Book Review: The Plot Against America - Philip Roth

Friday, October 29, 2004
In "The Plot Against America" Philip Roth asks the question "What if Charles Lindbergh, instead of FDR, was elected to the Presidency in 1940?" After Lindbergh made his famous transatlantic flight, and after his child was kidnapped and later found dead, Charles Lindbergh began speaking out about the social problem that Jews are for America and for other nations. He was lauded by Nazi Germany, and was known as an anti-Semite by the Jewish population of America. When the Republican Party could not come to a consensus on whom to nominate to run against Roosevelt, and after four failed votes, Charles Lindbergh came into the Convention like a conquering hero and was nearly unanimously nominated. A week before this action, however, Lindbergh had made an anti-Semitic speech, and with the nomination, many Jews are fearful for the future. Lindbergh's main campaign platform is peace. He intends on keeping the United States out of World War II, and on this platform he wins in a landslide. Shortly after taking office he signs peace treaties with Hitler and with Japan and the United States can do nothing but watch as Nazi Germany begins to take over Europe.

All of the political details that shape the world are just to get the reader in the door and to open the book. It is one of the best ideas for a book, especially one written by Roth, which I have heard of. There could be an excellent political novel with this material, but this is all scenery. The story of "The Plot Against America" is told by 7 year old Philip Roth.

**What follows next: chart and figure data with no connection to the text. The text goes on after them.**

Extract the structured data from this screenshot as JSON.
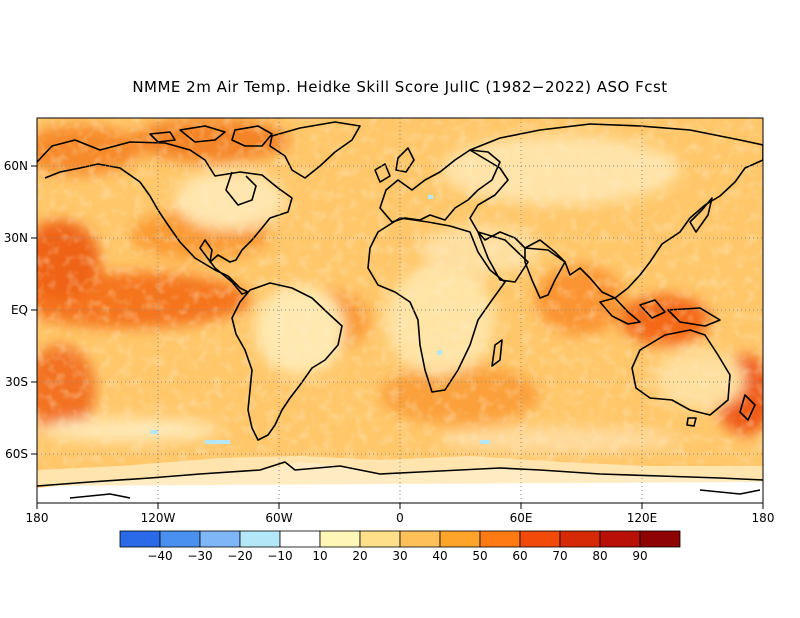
{
  "title": "NMME 2m Air Temp. Heidke Skill Score JulIC (1982−2022) ASO Fcst",
  "map": {
    "projection": "equirectangular",
    "lon_range": [
      -180,
      180
    ],
    "lat_range": [
      -80,
      80
    ],
    "lat_ticks": [
      "60N",
      "30N",
      "EQ",
      "30S",
      "60S"
    ],
    "lon_ticks": [
      "180",
      "120W",
      "60W",
      "0",
      "60E",
      "120E",
      "180"
    ],
    "grid": "dotted at 30° latitude / 60° longitude",
    "field": "Heidke Skill Score (mostly positive 20–60, highest over tropical oceans, Indonesia and Arctic; near zero over central continents and Antarctica)"
  },
  "colorbar": {
    "tick_labels": [
      "−40",
      "−30",
      "−20",
      "−10",
      "10",
      "20",
      "30",
      "40",
      "50",
      "60",
      "70",
      "80",
      "90"
    ],
    "colors": [
      "#2a6ae8",
      "#4a90f0",
      "#7fb6f8",
      "#b4e8f8",
      "#ffffff",
      "#fff6b8",
      "#ffe08a",
      "#ffc05a",
      "#ffa42a",
      "#ff7a12",
      "#f24a08",
      "#d62a06",
      "#b80f06",
      "#8e0404"
    ]
  }
}
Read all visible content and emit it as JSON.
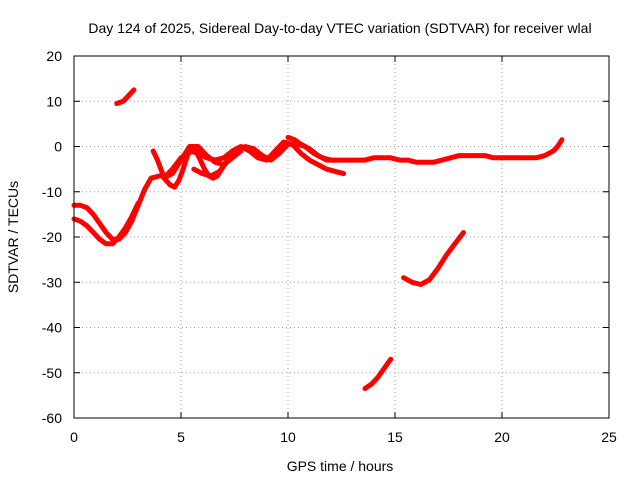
{
  "chart_data": {
    "type": "line",
    "title": "Day 124 of 2025, Sidereal Day-to-day VTEC variation (SDTVAR) for receiver wlal",
    "xlabel": "GPS time / hours",
    "ylabel": "SDTVAR / TECUs",
    "xlim": [
      0,
      25
    ],
    "ylim": [
      -60,
      20
    ],
    "xticks": [
      0,
      5,
      10,
      15,
      20,
      25
    ],
    "yticks": [
      20,
      10,
      0,
      -10,
      -20,
      -30,
      -40,
      -50,
      -60
    ],
    "grid": true,
    "legend": "none",
    "series_color": "#ff0000",
    "series": [
      {
        "x": [
          0.0,
          0.3,
          0.6,
          0.9,
          1.2,
          1.5,
          1.8,
          2.1,
          2.4,
          2.7,
          3.0
        ],
        "y": [
          -16,
          -16.5,
          -17.5,
          -19,
          -20.5,
          -21.5,
          -21.5,
          -20,
          -18,
          -15.5,
          -12.5
        ]
      },
      {
        "x": [
          0.0,
          0.3,
          0.6,
          0.9,
          1.2,
          1.5,
          1.8,
          2.1,
          2.4,
          2.7,
          3.0,
          3.3,
          3.6,
          4.0,
          4.3,
          4.6,
          5.0,
          5.4,
          5.8,
          6.2,
          6.6,
          7.0,
          7.4,
          7.8,
          8.2,
          8.6,
          9.0,
          9.4,
          9.8,
          10.2,
          10.6,
          11.0,
          11.4,
          11.8,
          12.2,
          12.6
        ],
        "y": [
          -13,
          -13,
          -13.5,
          -15,
          -17,
          -19,
          -20.5,
          -20.5,
          -19,
          -16.5,
          -13,
          -9.5,
          -7,
          -6.5,
          -6.5,
          -5,
          -2.5,
          -1,
          -1.5,
          -2.5,
          -3,
          -2.5,
          -1,
          0,
          -1,
          -2.5,
          -3,
          -1,
          1,
          0.5,
          -1.5,
          -3,
          -4,
          -5,
          -5.5,
          -6
        ]
      },
      {
        "x": [
          3.7,
          3.9,
          4.1,
          4.3,
          4.5,
          4.7,
          4.9,
          5.1,
          5.3,
          5.5,
          5.7,
          5.9,
          6.1,
          6.3,
          6.5,
          6.7,
          6.9,
          7.1,
          7.3
        ],
        "y": [
          -1,
          -3,
          -5.5,
          -7.5,
          -8.5,
          -9,
          -7.5,
          -5,
          -2,
          -0.5,
          -1,
          -3,
          -5,
          -6.5,
          -7,
          -6.5,
          -5,
          -3.5,
          -2.5
        ]
      },
      {
        "x": [
          4.2,
          4.6,
          5.0,
          5.4,
          5.8,
          6.2,
          6.6,
          7.0,
          7.4,
          7.8
        ],
        "y": [
          -7,
          -6,
          -3,
          0,
          0,
          -2,
          -3.5,
          -4,
          -2.5,
          -1
        ]
      },
      {
        "x": [
          5.6,
          6.0,
          6.4,
          6.8,
          7.2,
          7.6,
          8.0,
          8.4,
          8.8,
          9.2,
          9.6,
          10.0,
          10.4,
          10.8,
          11.2,
          11.6,
          12.0,
          12.4,
          12.8,
          13.2,
          13.6,
          14.0,
          14.4,
          14.8,
          15.2,
          15.6,
          16.0,
          16.4,
          16.8,
          17.2,
          17.6,
          18.0,
          18.4,
          18.8,
          19.2,
          19.6,
          20.0,
          20.4,
          20.8,
          21.2,
          21.6,
          22.0,
          22.4,
          22.6,
          22.8
        ],
        "y": [
          -5,
          -6,
          -6.5,
          -5.5,
          -3,
          -1,
          0,
          -0.5,
          -2,
          -3,
          -1.5,
          0.5,
          0.5,
          0,
          -1.5,
          -2.5,
          -3,
          -3,
          -3,
          -3,
          -3,
          -2.5,
          -2.5,
          -2.5,
          -3,
          -3,
          -3.5,
          -3.5,
          -3.5,
          -3,
          -2.5,
          -2,
          -2,
          -2,
          -2,
          -2.5,
          -2.5,
          -2.5,
          -2.5,
          -2.5,
          -2.5,
          -2,
          -1,
          0,
          1.5
        ]
      },
      {
        "x": [
          10.0,
          10.3,
          10.6,
          11.0,
          11.4,
          11.8,
          12.2
        ],
        "y": [
          2,
          1.5,
          0.5,
          -0.5,
          -2,
          -3,
          -3
        ]
      },
      {
        "x": [
          2.0,
          2.3,
          2.6,
          2.8
        ],
        "y": [
          9.5,
          10,
          11.5,
          12.5
        ]
      },
      {
        "x": [
          15.4,
          15.8,
          16.2,
          16.6,
          17.0,
          17.4,
          17.8,
          18.2
        ],
        "y": [
          -29,
          -30,
          -30.5,
          -29.5,
          -27,
          -24,
          -21.5,
          -19
        ]
      },
      {
        "x": [
          13.6,
          13.9,
          14.2,
          14.5,
          14.8
        ],
        "y": [
          -53.5,
          -52.5,
          -51,
          -49,
          -47
        ]
      }
    ]
  }
}
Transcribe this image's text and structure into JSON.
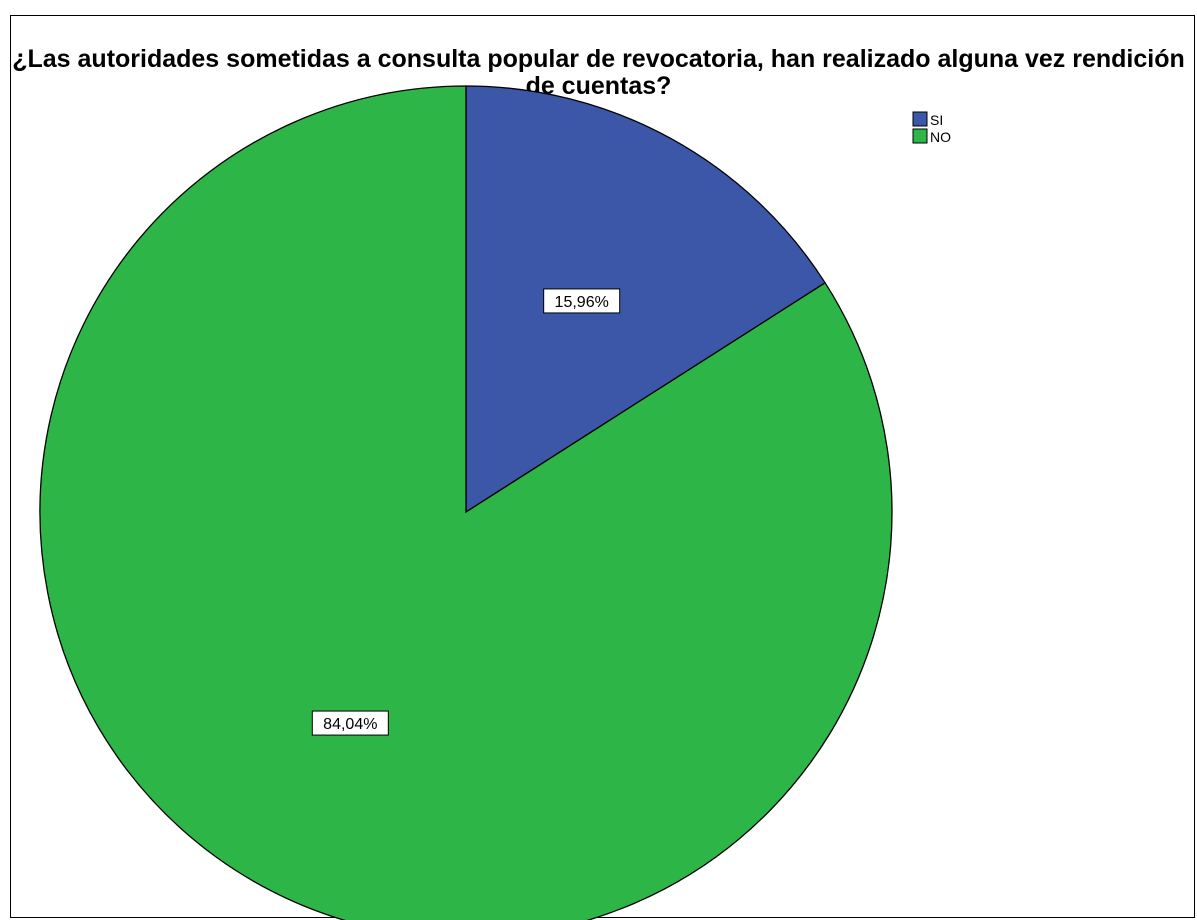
{
  "chart_data": {
    "type": "pie",
    "title": "¿Las autoridades sometidas a consulta popular de revocatoria, han realizado alguna vez rendición de cuentas?",
    "categories": [
      "SI",
      "NO"
    ],
    "values": [
      15.96,
      84.04
    ],
    "value_labels": [
      "15,96%",
      "84,04%"
    ],
    "colors": [
      "#3c57a8",
      "#2db548"
    ],
    "legend": {
      "placement": "top-right",
      "entries": [
        "SI",
        "NO"
      ]
    },
    "start_angle": "12 o'clock",
    "direction": "clockwise"
  }
}
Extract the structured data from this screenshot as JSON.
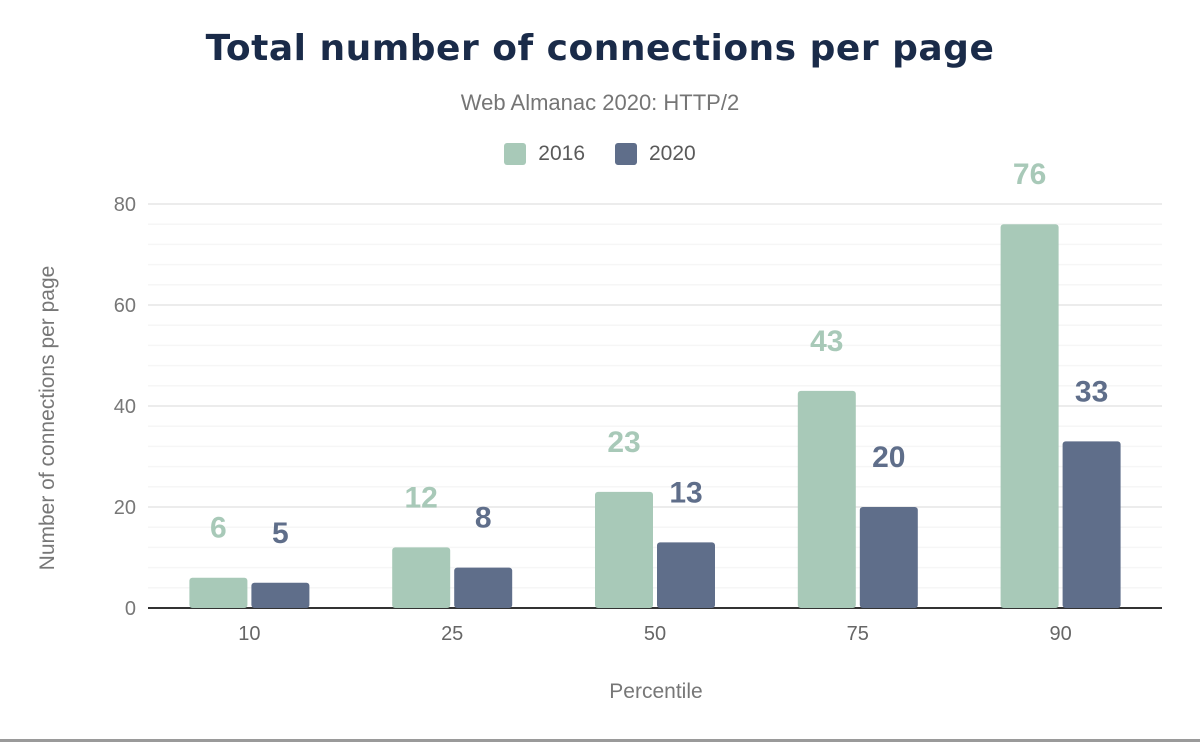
{
  "chart_data": {
    "type": "bar",
    "title": "Total number of connections per page",
    "subtitle": "Web Almanac 2020: HTTP/2",
    "xlabel": "Percentile",
    "ylabel": "Number of connections per page",
    "categories": [
      "10",
      "25",
      "50",
      "75",
      "90"
    ],
    "series": [
      {
        "name": "2016",
        "color": "#a8c9b8",
        "values": [
          6,
          12,
          23,
          43,
          76
        ]
      },
      {
        "name": "2020",
        "color": "#5f6e8a",
        "values": [
          5,
          8,
          13,
          20,
          33
        ]
      }
    ],
    "ylim": [
      0,
      80
    ],
    "yticks": [
      "0",
      "20",
      "40",
      "60",
      "80"
    ],
    "grid": true,
    "legend_position": "top-center",
    "data_labels": true
  }
}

This novel is told as if it were a real historical event and we its impact on the Roth family (the author uses the real names of his family). We see the paranoia of Roth's father regarding Lindbergh, whom he considers a Hitler in the making, and how that paranoia and fear only grows and starts to divide the family as Lindbergh's presidency continues. There is a program put into place in which a child (of a certain age) is taken out of the city and spends a summer in a rural community. Philip's older brother is one such child, and when he comes back home Sandy is heavily pro-Lindbergh and is highly critical of the fears of the Jews (including his father). This further divides the family. It is through the lens of the Roth family that the effect of the Lindbergh presidency and the changes it begins to bring to the country and to the Jewish population.

While this is not the novel I had expected, this is an excellent novel. Philip Roth is one of America's masters and he has proved it time and time again. "The Plot Against America" is no exception. Like "American Pastoral", the larger social issues of the novel are told through the experiences of a family. We get a sense of the growing fear of the Jewish population of America, even as riots begin to break out and America experiences its own Kristallnacht. We get a sense of what it may have been like in the early days as the Nazis were first beginning to rise to power and first starting to stretch out and persecute the Jews. This sense is tempered by American Democracy and how much more difficult it would be to have a full fledged fascist regime in this country; and yet, we also see how easy it is to begin. The one real flaw of this novel is the ending. There is no true resolution and (without giving away the ending), the reader does not quite get the sense of the lasting impact of Lindbergh's policies. The ending feels rushed, and unsatisfying. The journey Roth takes us on to get to that ending, however, is highly satisfying.